Agora, deixando o saudosismo de lado, restam as imagens docinema e a bravura romantizada de “coleguinhas” em filmesque valem a pena recordar; alguns exemplos:

  • Todos os Homens do Presidente, (1976) de Alan J. Pakula
  • A Montanha dos 7 Abutres, (1951) de Billy Wilder
  • O Jornal, (1994) de Ron Howard
  • O Passageiro – Profissão: Repórter (1975), de Michelangelo Antonioni
  • The Post, a Guerra Secreta (2017), de Steven Spielberg

e, em tempos de séries, Newsroom, a movimentada edição de um jornal de televisão, que teve a primeira temporada em 2012.

Nenhum brasileiro? Vamos ver:

Nossas almas

As redações tinham realmente de tudo. Gente que amava a profissão, gente que não havia dado certo na vida e só esperava por uma oportunidade em algum novo emprego e, é claro, os literatos de plantão. Muito se discutia sobre o desejo de escrever literatura e as semelhanças/diferenças entre as duas escritas.

Não se pode negar que os jornais deram guarida a talentos literários que precisavam, ao menos temporariamente, de uma forma de manter-se na vida. Paulo Leminski, por exemplo, deu expediente no suplemente diário Anexo, do Diário do Paraná, criado por Reynaldo Jardim, o modernizador do Jornal do Brasil e criador do Caderno Dois; ali também trabalhou, na criação, Luiz Rettamozo.

Laurentino Gomes, hoje talvez o historiador de maior sucesso no país, iniciou a carreira no Estado do Paraná, o Estadinho para os íntimos. Foi colega de Manoel Carlos Karam, que deu nova vida ao teatro e a toda uma geração de atores paranaenses; e de Dante Mendonça, um cartunista de mão cheia que se transformou num prolífico escritor.

Pelos jornais curitibanos e paranaenses passaram nomes importantes no cenário literário nacional, como Domingos Pellegrini e Miguel Sanchez Neto, muitas vezes premiados. E correndo o risco de esquecer muita gente boa, muito contribuíram com bons livros os jornalistas Nilson Monteiro, Otávio Duarte, Vanderlei Rebelo, Adherbal Fortes de Sá Jr, Nego Pessoa e Adélia Lopes.

E o mais poeta entre os poetas, Zeca Correa Leite, que define as redações como “um lugar onde estendíamos nossas almas”. Ele trabalhou no Correio de Notícias ainda antes do lançamento do jornal. E relembra como foi aquele primeiro dia:


“Aos poucos passei a sentir a magia do que seria propriamente uma redação, mas o batismo se deu no dia em que rodaram o piloto número 1 do jornal. A correria, o nervosismo, a eletricidade no ar – essa coisa inconfundível que antecede a edição, festiva, carregada de responsabilidade, senti nessa noite, quando as impressoras iriam rodar pela primeira vez”.

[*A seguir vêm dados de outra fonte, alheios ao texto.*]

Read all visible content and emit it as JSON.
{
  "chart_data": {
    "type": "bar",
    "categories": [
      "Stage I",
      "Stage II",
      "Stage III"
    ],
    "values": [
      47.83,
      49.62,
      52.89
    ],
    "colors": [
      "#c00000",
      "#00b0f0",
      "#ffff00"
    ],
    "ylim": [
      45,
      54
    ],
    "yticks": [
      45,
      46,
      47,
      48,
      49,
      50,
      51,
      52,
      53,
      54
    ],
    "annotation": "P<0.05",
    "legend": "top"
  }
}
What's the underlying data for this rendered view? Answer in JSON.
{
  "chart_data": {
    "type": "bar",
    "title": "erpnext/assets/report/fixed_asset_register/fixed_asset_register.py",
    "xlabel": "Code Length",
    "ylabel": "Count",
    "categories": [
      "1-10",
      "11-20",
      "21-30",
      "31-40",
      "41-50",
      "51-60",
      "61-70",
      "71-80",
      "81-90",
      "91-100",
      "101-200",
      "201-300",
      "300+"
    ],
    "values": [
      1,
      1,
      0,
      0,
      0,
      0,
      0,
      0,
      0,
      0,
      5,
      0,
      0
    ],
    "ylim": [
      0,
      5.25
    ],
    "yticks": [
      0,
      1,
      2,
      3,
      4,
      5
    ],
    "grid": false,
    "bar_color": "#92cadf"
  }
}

“O Correio de Notícias era uma festa, o clima pulsante, mas a vontade de entregar ao leitor um trabalho bem feito era um sentimento permanente e sólido. Talvez fosse a somatória da felicidade de cada um por estar ali naquela tribo trabalhando, produzindo, transformando em palavras os acontecimentos marcantes de cada dia. O que talvez seja ilusão, para mim é realidade: as redações dos jornais pelas quais passei foram um momento de sonho, e o que as velhas edições impressas guardam são reflexos dessa energia iluminada.

(Mas vejam bem, o Zeca é um poeta; ele sente a coisa de maneira mais lírica, quase irreal).